Despite a 4.8 per cent tumble in house prices across Australia in 2018, the 15th Annual Demographia International Housing Affordability Survey, which ranks markets’ housing affordability by linking median house prices to median household incomes, has declared the nation’s housing market “severely unaffordable”.
Of the world’s 91 “severely unaffordable” housing markets, Demographia ranked Sydney as the third least affordable, followed by Melbourne in fourth position.
According to the survey, Australians can expect to pay on average 5.7 times their household income to purchase property across all markets nationwide. The figure increases to 6.9 per cent when only taking into consideration the nation’s major housing markets (Sydney, Melbourne, Brisbane, Perth and Adelaide).
The figure balloons further to 11.7 and 9.7 for properties in Sydney and Melbourne, respectively.
“Despite what has been called the largest Sydney price reduction in 35 years, house prices relative to incomes are more than double the rate of the early 1980s,” Demographia’s annual report states.
“In Sydney and Melbourne, median income households need at least three years more of income to pay for the median priced house than in 2004, when the first survey was published.”
The median house price in Adelaide is 6.9 times the median household income, with the South Australian capital ranked as the 16th least affordable market globally.
In Brisbane, the median house price is reportedly 6.3 times the median household income. The Queensland capital ranked as the 18th least affordable market.
Perth was declared the 24th least affordable market globally, with the median house price 5.7 times the median household income.
The most affordable markets in Australia, according to Demographia, are in Queensland.

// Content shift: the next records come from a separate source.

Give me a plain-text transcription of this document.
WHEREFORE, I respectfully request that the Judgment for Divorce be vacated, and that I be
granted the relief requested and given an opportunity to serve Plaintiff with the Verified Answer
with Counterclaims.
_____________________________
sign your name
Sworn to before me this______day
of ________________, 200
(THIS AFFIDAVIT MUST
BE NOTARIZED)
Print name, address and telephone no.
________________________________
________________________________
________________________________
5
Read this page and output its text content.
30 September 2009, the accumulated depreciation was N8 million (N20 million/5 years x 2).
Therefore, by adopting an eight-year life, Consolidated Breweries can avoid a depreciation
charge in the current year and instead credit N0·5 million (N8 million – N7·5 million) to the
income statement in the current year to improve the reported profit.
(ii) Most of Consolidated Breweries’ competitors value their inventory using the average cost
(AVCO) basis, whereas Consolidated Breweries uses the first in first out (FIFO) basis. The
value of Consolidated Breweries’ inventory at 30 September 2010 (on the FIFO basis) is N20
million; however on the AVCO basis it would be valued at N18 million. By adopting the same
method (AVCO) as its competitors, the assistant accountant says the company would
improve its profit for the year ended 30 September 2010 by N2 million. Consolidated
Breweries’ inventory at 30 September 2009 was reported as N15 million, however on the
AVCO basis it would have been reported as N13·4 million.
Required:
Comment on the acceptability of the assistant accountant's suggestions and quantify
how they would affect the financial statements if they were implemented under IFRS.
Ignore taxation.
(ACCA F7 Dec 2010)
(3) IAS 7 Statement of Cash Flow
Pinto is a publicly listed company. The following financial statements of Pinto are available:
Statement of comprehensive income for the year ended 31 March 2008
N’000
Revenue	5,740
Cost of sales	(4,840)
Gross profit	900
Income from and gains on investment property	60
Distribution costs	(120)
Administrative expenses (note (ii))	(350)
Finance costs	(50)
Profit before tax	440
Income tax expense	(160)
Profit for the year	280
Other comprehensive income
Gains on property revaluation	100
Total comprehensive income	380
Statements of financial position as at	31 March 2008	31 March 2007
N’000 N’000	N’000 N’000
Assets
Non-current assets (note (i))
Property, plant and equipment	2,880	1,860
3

The median prices in Gladstone and Rockhampton are 3.2 and 3.9 times the median household income, respectively.
“Australia’s generally unfavourable housing affordability is in significant contrast to the broad affordability that existed before implementation of urban containment (called ‘urban consolidation’ in Australia),” Demographia’s report states.
“The price-to-income ratio in Australia was below 3.0 in the late 1980s.”
The only major markets less affordable than Sydney are Hong Kong and Vancouver.
Vancouver and Hong Kong’s median house prices were found to be 12.6 times and 20.9 times the median household income, respectively.
More broadly, the median house price across Canada is on average four times the median household income, or 4.3 times higher when only considering the major Canadian markets.
Hong Kong’s figure remains the same, at 20.9, when considering all markets nationwide.